Imparai presto ad ascoltare Padre Martelli senza discutere, solo per tenermi informato sulla mentalità e la logica cattolica, proprio come avrei potuto leggere la rivista mensile dei gesuiti, «Civiltà Cattolica», o l' «Osservatore Romano». Fuori d'Italia, gli intellettuali tendono a credere che la scienza, la filosofia e là civiltà moderna li autorizzi a disfarsi una volta per sempre del problema cattolico. In Italia, l'ambiguità cattolica è una realtà costante. Né una logica serrata né un forte potere politico sembrano in grado di combatterla. Appena sotto la crosta del neo-hegelismo di Croce si scopre la casistica cattolica, e il mondo dell' aldilà, anche se non più popolato da angeli e demoni, è sempre una causa efficiente del quotidiano modo di agire, e spiega molta dell'inerzia della vita italiana, come anche molto della sua umanità e gentilezza. Quanto alla politica in Italia, lo Stato liberale ha totalmente fallito nel tentativo di fondare su basi che avessero un minimo di coerenza intellettuale e giuridica il principio, chiaro in teoria, della separazione tra Chiesa e Stato. il fascismo ne prese atto. Ma, cosa ancora più significativa delle concessioni fasciste al Vaticano, l'ateo Mussolini, appena fu al potere, si trovò a fianco un consigliere spirituale nella persona di Padre Tacchi Venturi, S.]. la «Eminenza Nera».

Di fronte a tutto questo, l'italiano non cattolico è fortemente tentato ad assumere una visione moderatamente scettica e realistica delle umane cose. Ma lo scetticismo realistico, soprattutto di tipo moderato, è una componente essenziale della mentalità cattolica italiana. Di conseguenza, poiché il lassismo morale e logico sembra essere la caratteristica del cattolicesimo in Italia, rigore moralistico e settarismo possono sembrare più efficaci e pertinenti. Senonché, rigore e settarismo esigono comunque un dogma, e come può .un dogma, in Italia, essere veramente anticattolico? Quando. come me, si è avuta un'educazione cattolica, si è molto sensibili a questo tipo di problemi, e la difficoltà di risolverli finisce con l'essere di per sé affascinante. Per questo andavo a chiacchierare con Martelli, e mi sottoponevo a esercizi apparentemente poco proficui come leggere le pubblicazioni cattoliche e analizzare minuziosamente le encicliche papali. In un certo senso, io stavo ancora cercando la mossa politica o intellettuale che avrebbe posto fine alla complessa partita, che si giocava tra gli italiani e il cattolicesimo, con uno scacco matto indiscutibile.
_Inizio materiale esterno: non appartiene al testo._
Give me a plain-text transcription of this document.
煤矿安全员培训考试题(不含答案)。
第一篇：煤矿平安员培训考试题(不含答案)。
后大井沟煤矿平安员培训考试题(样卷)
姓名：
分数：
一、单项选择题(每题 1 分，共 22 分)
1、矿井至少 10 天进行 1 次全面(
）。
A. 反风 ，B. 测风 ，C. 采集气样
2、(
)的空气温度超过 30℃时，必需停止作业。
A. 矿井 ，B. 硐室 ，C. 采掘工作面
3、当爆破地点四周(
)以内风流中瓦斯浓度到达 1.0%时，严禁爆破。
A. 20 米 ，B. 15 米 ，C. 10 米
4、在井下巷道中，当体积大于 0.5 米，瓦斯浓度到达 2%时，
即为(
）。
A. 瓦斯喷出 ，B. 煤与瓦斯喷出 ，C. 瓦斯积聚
Lasciai l'Italia nel 1934, per non tornarvi che nel 1947. Nel frattempo continuai a ricevere regolarmente notizie dal mio amico gesuita, a Natale e a Pasqua, sotto forma di auguri, preghiere e inviti alla preghiera. Non riuscii in cambio a resistere alla tentazione di mandargli una cartolina da Madrid nell'agosto del 1936. Della storia personale di Martelli, seppi solo che l'Ordine lo aveva destinato ad essere parroco piuttosto che insegnante, studioso o pubblicista. Considerai questo un segno che certe qualità personali, da me notate e apprezzate in lui, prima fra tutte un sincero spirito evangelico, il desiderio di servire e di aiutare davvero gli altri (se non avesse deciso di farsi prete, pensavo, sarebbe diventato comunista), erano rimaste dominanti nel suo carattere. Durante la guerra, immaginavo Padre Martelli intento a soccorrere i poveri, a organizzare assistenza, con uno di quegli esempi di abnegazione che lasciano ammirati e sono di fatto ciò che mantiene in vita la Chiesa, rinviando di continuo il redde rationem che altrimenti le toccherebbe, come tocca ad altre istituzioni mondane quando puntano sul cavallo perdente (e il Vaticano aveva senza dubbio puntato sul fascismo con una certa insistenza).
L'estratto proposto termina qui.